Karım da üstüne başına çeki nizam verdikten sonra barakadan çıktık. Sağa sola bakındık, lakin ne Haydar var ortalıkta, nede bizim kız! Cafer, “Belki aşağı ırmak kenarına indilerse burdan görünmez, siz durun ben bakıp geleyim.” dedi. Cafer gitti, ben karımla birlikte barakanın önünde hem kızımızı, hemde yol yardımını bekliyoruz. Yarım saat sonra yol yardımı kurtarıcı ile geldi. Sağolsunlar, benim sipariş verdiğim kiralık arabayı da getirmişler. Bir sürü kağıt kürek imzaladıktan sonra, kiralık arabayı teslim ettiler ve bizim bozulan arabayı çekiciye takıp Antalyadaki Servisin yolunu tuttular. Cafer bakmaya gittikten bir saat sonra, çalıların ortasından çıkıp geldiler, kızım, Haydar ve Cafer. Kızımın hızı kıpkırmızı, üstü başı çamur halde. “Kızım ne oldu?” diye soruyorum, “Birşey yok babacığım! Irmak kenarına inerken ayağım kaydı düştüm. Otomobil sıkıntısı çözümlendiyse Otele gidelim artık!” dedi.
Suçlu üzere duran Cafer ve Haydara misafirperverlikleri için teşekkür edip, kiralık otomobile bindik, Otele döndük. Otelde biz kendi odamıza çekildik duş almak için, kızımız da kendi odasına. Duştan sonra akşam yemeğine indik daima bir arada.

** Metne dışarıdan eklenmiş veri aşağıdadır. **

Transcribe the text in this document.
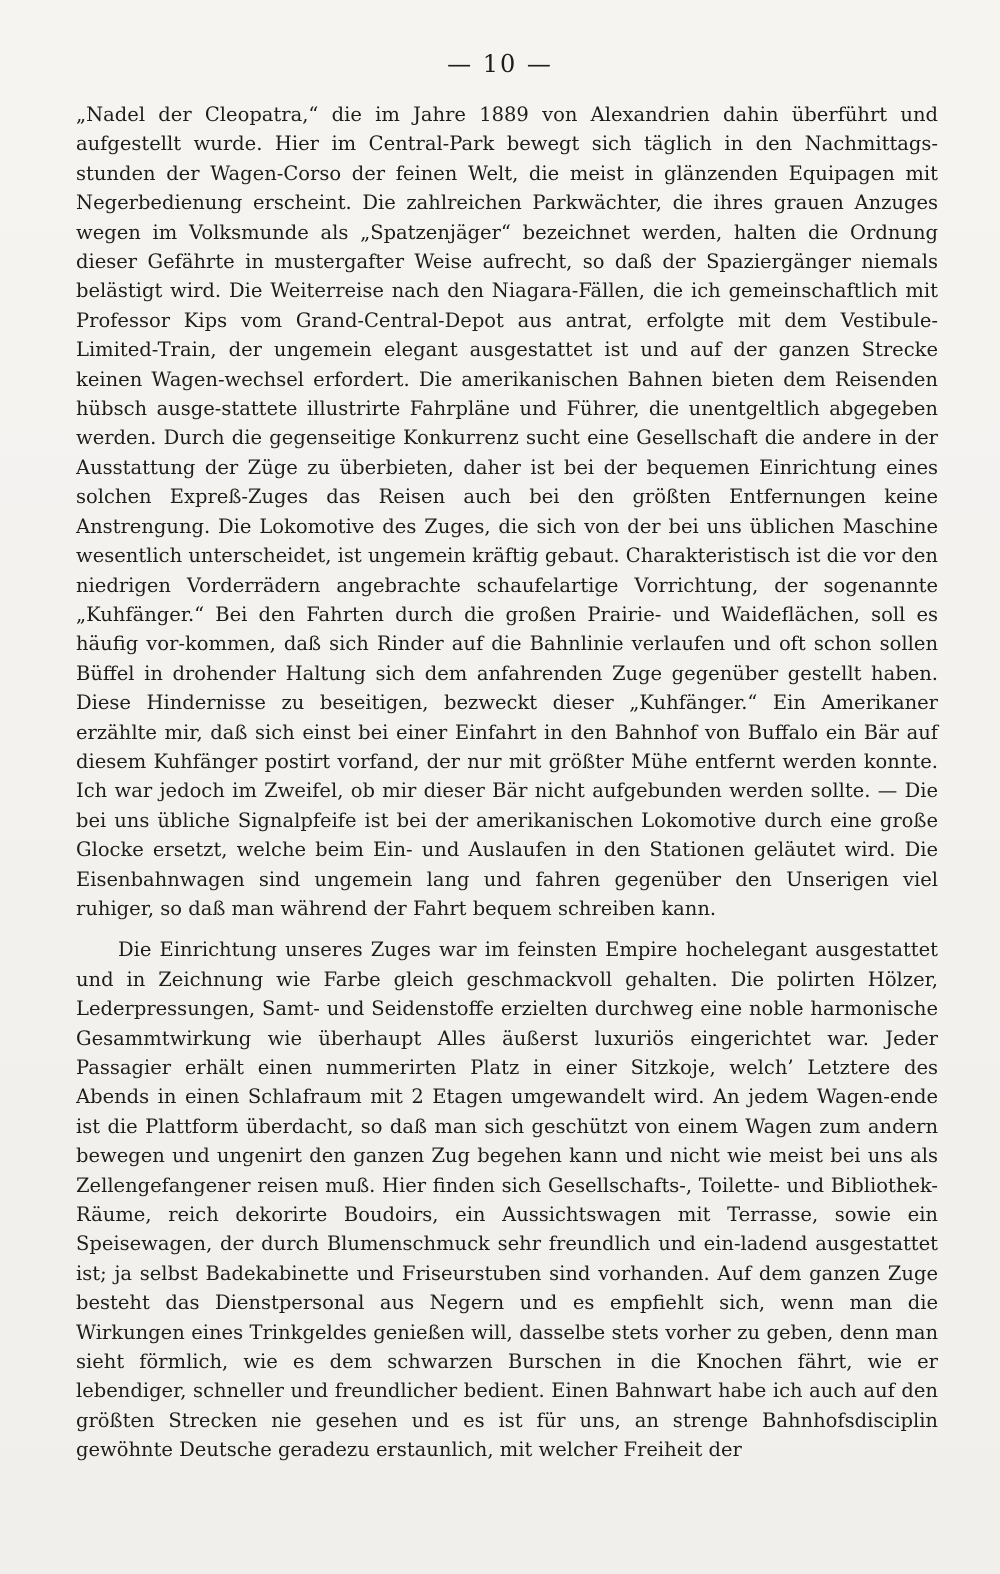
— 10 —

„Nadel der Cleopatra,“ die im Jahre 1889 von Alexandrien dahin überführt und aufgestellt wurde. Hier im Central-Park bewegt sich täglich in den Nachmittags-stunden der Wagen-Corso der feinen Welt, die meist in glänzenden Equipagen mit Negerbedienung erscheint. Die zahlreichen Parkwächter, die ihres grauen Anzuges wegen im Volksmunde als „Spatzenjäger“ bezeichnet werden, halten die Ordnung dieser Gefährte in mustergafter Weise aufrecht, so daß der Spaziergänger niemals belästigt wird. Die Weiterreise nach den Niagara-Fällen, die ich gemeinschaftlich mit Professor Kips vom Grand-Central-Depot aus antrat, erfolgte mit dem Vestibule-Limited-Train, der ungemein elegant ausgestattet ist und auf der ganzen Strecke keinen Wagen-wechsel erfordert. Die amerikanischen Bahnen bieten dem Reisenden hübsch ausge-stattete illustrirte Fahrpläne und Führer, die unentgeltlich abgegeben werden. Durch die gegenseitige Konkurrenz sucht eine Gesellschaft die andere in der Ausstattung der Züge zu überbieten, daher ist bei der bequemen Einrichtung eines solchen Expreß-Zuges das Reisen auch bei den größten Entfernungen keine Anstrengung. Die Lokomotive des Zuges, die sich von der bei uns üblichen Maschine wesentlich unterscheidet, ist ungemein kräftig gebaut. Charakteristisch ist die vor den niedrigen Vorderrädern angebrachte schaufelartige Vorrichtung, der sogenannte „Kuhfänger.“ Bei den Fahrten durch die großen Prairie- und Waideflächen, soll es häufig vor-kommen, daß sich Rinder auf die Bahnlinie verlaufen und oft schon sollen Büffel in drohender Haltung sich dem anfahrenden Zuge gegenüber gestellt haben. Diese Hindernisse zu beseitigen, bezweckt dieser „Kuhfänger.“ Ein Amerikaner erzählte mir, daß sich einst bei einer Einfahrt in den Bahnhof von Buffalo ein Bär auf diesem Kuhfänger postirt vorfand, der nur mit größter Mühe entfernt werden konnte. Ich war jedoch im Zweifel, ob mir dieser Bär nicht aufgebunden werden sollte. — Die bei uns übliche Signalpfeife ist bei der amerikanischen Lokomotive durch eine große Glocke ersetzt, welche beim Ein- und Auslaufen in den Stationen geläutet wird. Die Eisenbahnwagen sind ungemein lang und fahren gegenüber den Unserigen viel ruhiger, so daß man während der Fahrt bequem schreiben kann.

Die Einrichtung unseres Zuges war im feinsten Empire hochelegant ausgestattet und in Zeichnung wie Farbe gleich geschmackvoll gehalten. Die polirten Hölzer, Lederpressungen, Samt- und Seidenstoffe erzielten durchweg eine noble harmonische Gesammtwirkung wie überhaupt Alles äußerst luxuriös eingerichtet war. Jeder Passagier erhält einen nummerirten Platz in einer Sitzkoje, welch’ Letztere des Abends in einen Schlafraum mit 2 Etagen umgewandelt wird. An jedem Wagen-ende ist die Plattform überdacht, so daß man sich geschützt von einem Wagen zum andern bewegen und ungenirt den ganzen Zug begehen kann und nicht wie meist bei uns als Zellengefangener reisen muß. Hier finden sich Gesellschafts-, Toilette- und Bibliothek-Räume, reich dekorirte Boudoirs, ein Aussichtswagen mit Terrasse, sowie ein Speisewagen, der durch Blumenschmuck sehr freundlich und ein-ladend ausgestattet ist; ja selbst Badekabinette und Friseurstuben sind vorhanden. Auf dem ganzen Zuge besteht das Dienstpersonal aus Negern und es empfiehlt sich, wenn man die Wirkungen eines Trinkgeldes genießen will, dasselbe stets vorher zu geben, denn man sieht förmlich, wie es dem schwarzen Burschen in die Knochen fährt, wie er lebendiger, schneller und freundlicher bedient. Einen Bahnwart habe ich auch auf den größten Strecken nie gesehen und es ist für uns, an strenge Bahnhofsdisciplin gewöhnte Deutsche geradezu erstaunlich, mit welcher Freiheit der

Yemekten sonra ben barda otururken kızımla karım üst Odaya çıktılar. Kızmın karıma anlatacakları özel şeyler varmış. Bir saat sonra tekrar aşağı Lobiye indiler. Ben karımla başbaşa bir iki kadeh içip, sonra da plaja yürüyüşe çıkmaya karar verdik. Kızım da Otelin Discosuna gideceğini söyleyerek yanımızdan ayrıldı…

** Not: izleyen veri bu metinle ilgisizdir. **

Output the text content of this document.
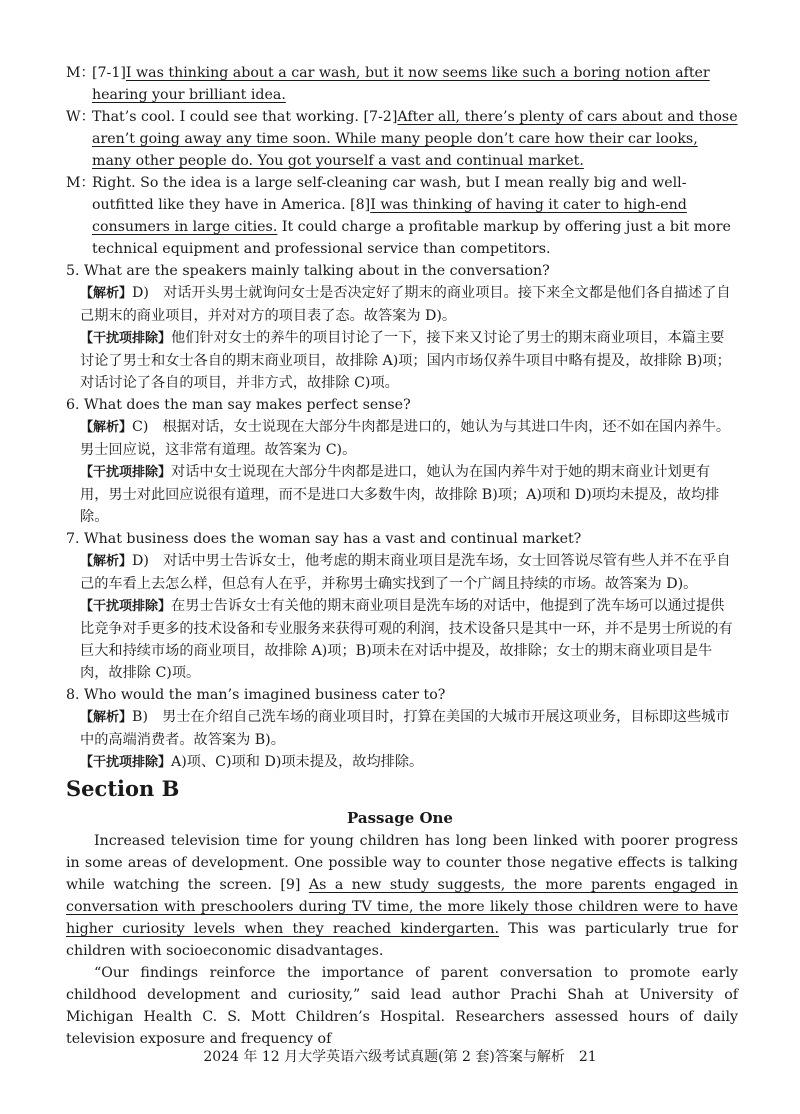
M：
[7-1]I was thinking about a car wash, but it now seems like such a boring notion after hearing your brilliant idea.
W：
That’s cool. I could see that working. [7-2]After all, there’s plenty of cars about and those aren’t going away any time soon. While many people don’t care how their car looks, many other people do. You got yourself a vast and continual market.
M：
Right. So the idea is a large self-cleaning car wash, but I mean really big and well-outfitted like they have in America. [8]I was thinking of having it cater to high-end consumers in large cities. It could charge a profitable markup by offering just a bit more technical equipment and professional service than competitors.
5. What are the speakers mainly talking about in the conversation?
【解析】D)　对话开头男士就询问女士是否决定好了期末的商业项目。接下来全文都是他们各自描述了自己期末的商业项目，并对对方的项目表了态。故答案为 D)。
【干扰项排除】他们针对女士的养牛的项目讨论了一下，接下来又讨论了男士的期末商业项目，本篇主要讨论了男士和女士各自的期末商业项目，故排除 A)项；国内市场仅养牛项目中略有提及，故排除 B)项；对话讨论了各自的项目，并非方式，故排除 C)项。
6. What does the man say makes perfect sense?
【解析】C)　根据对话，女士说现在大部分牛肉都是进口的，她认为与其进口牛肉，还不如在国内养牛。男士回应说，这非常有道理。故答案为 C)。
【干扰项排除】对话中女士说现在大部分牛肉都是进口，她认为在国内养牛对于她的期末商业计划更有用，男士对此回应说很有道理，而不是进口大多数牛肉，故排除 B)项；A)项和 D)项均未提及，故均排除。
7. What business does the woman say has a vast and continual market?
【解析】D)　对话中男士告诉女士，他考虑的期末商业项目是洗车场，女士回答说尽管有些人并不在乎自己的车看上去怎么样，但总有人在乎，并称男士确实找到了一个广阔且持续的市场。故答案为 D)。
【干扰项排除】在男士告诉女士有关他的期末商业项目是洗车场的对话中，他提到了洗车场可以通过提供比竞争对手更多的技术设备和专业服务来获得可观的利润，技术设备只是其中一环，并不是男士所说的有巨大和持续市场的商业项目，故排除 A)项；B)项未在对话中提及，故排除；女士的期末商业项目是牛肉，故排除 C)项。
8. Who would the man’s imagined business cater to?
【解析】B)　男士在介绍自己洗车场的商业项目时，打算在美国的大城市开展这项业务，目标即这些城市中的高端消费者。故答案为 B)。
【干扰项排除】A)项、C)项和 D)项未提及，故均排除。
Section B
Passage One
Increased television time for young children has long been linked with poorer progress in some areas of development. One possible way to counter those negative effects is talking while watching the screen. [9] As a new study suggests, the more parents engaged in conversation with preschoolers during TV time, the more likely those children were to have higher curiosity levels when they reached kindergarten. This was particularly true for children with socioeconomic disadvantages.
“Our findings reinforce the importance of parent conversation to promote early childhood development and curiosity,” said lead author Prachi Shah at University of Michigan Health C. S. Mott Children’s Hospital. Researchers assessed hours of daily television exposure and frequency of
2024 年 12 月大学英语六级考试真题(第 2 套)答案与解析　21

Kızım gittikten sonra karıma sordum, “Neymiş kızımızın anlatacağı özel konu?” diye. Karımın anlattıkları ise tam ‘Yuhh Be!’ dedirtecek şeylerdi. Kızımız Barakadan çıktıktan sonra ırmak kenarına gitmişti ya, Haydar da gerisinden. Haydar ırmak kenarında bizim kızın orasını burasını ellemeye başlamış, bizim kız da dehşetinden sesini çıkaramamış. Sonra Hayadar kızımızı yatırmış bir hoş amından zorla sikmiş o kocaman kart yarağı ile. Kızımızın götünü de sikmek istemiş, lakin yarağı çok kalın olduğu için sokamamış kızımızın götüne. Daha sonra Cafer bunlara bakmaya gittiğinde, bunları sikişirken görünce, o da katılmış kızımı siken Haydara. Haydar kızımı amından sikerken, Cafer de birebir anda götünden sikmiş kızımızı. Sahiden Yuhh yani! Ulan kıyamadan nasıl ikiniz birden zorla siktiniz 17 yaşındaki körpecik kızımızı! Yazık, tazecik kızımızın amını götünü dağıtmışlar, Ayı herifler ne olacak!

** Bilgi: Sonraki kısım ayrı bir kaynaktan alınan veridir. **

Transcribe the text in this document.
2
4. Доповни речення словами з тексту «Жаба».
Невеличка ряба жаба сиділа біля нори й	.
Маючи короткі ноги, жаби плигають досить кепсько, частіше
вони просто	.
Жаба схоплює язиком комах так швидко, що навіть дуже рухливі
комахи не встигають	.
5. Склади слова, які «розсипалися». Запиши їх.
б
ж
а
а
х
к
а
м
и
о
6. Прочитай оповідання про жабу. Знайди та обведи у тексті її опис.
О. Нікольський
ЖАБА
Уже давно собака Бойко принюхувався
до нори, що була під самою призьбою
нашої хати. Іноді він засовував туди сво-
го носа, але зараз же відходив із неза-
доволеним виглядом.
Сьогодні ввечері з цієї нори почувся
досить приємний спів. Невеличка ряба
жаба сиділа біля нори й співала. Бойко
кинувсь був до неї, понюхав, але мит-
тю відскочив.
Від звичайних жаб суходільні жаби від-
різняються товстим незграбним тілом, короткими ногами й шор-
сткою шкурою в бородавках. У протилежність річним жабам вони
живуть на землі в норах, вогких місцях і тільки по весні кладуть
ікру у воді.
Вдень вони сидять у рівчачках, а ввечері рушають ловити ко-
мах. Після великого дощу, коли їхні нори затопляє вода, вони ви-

Tatilimiz bitene kadar All İnclusiv Otelimizden ayrılmadık. Daima Otelde vakit geçirdik. Yüzme havuzunda, Discosunda, Barında, Lobisinde ve Saunasında. Almanyaya döndüğümüzde karımla birlikte, bol bol Caferin karımı siktiği görüntüyü seyrediyoruz ve o macerayı anıyoruz. Kızımız o yaşadığı zorla sikilme olayını unuttu bile. Karım da, “Oldu bir sefer, yapılacak birşey yok!” diyor. Ancak ben kızımızın iki kaba herif tarafından zorla sikilmesini ne unutabiliyorum, ne de kabullenebiliyorum! Ne yapalım, elden birşey gelmiyor dostlar!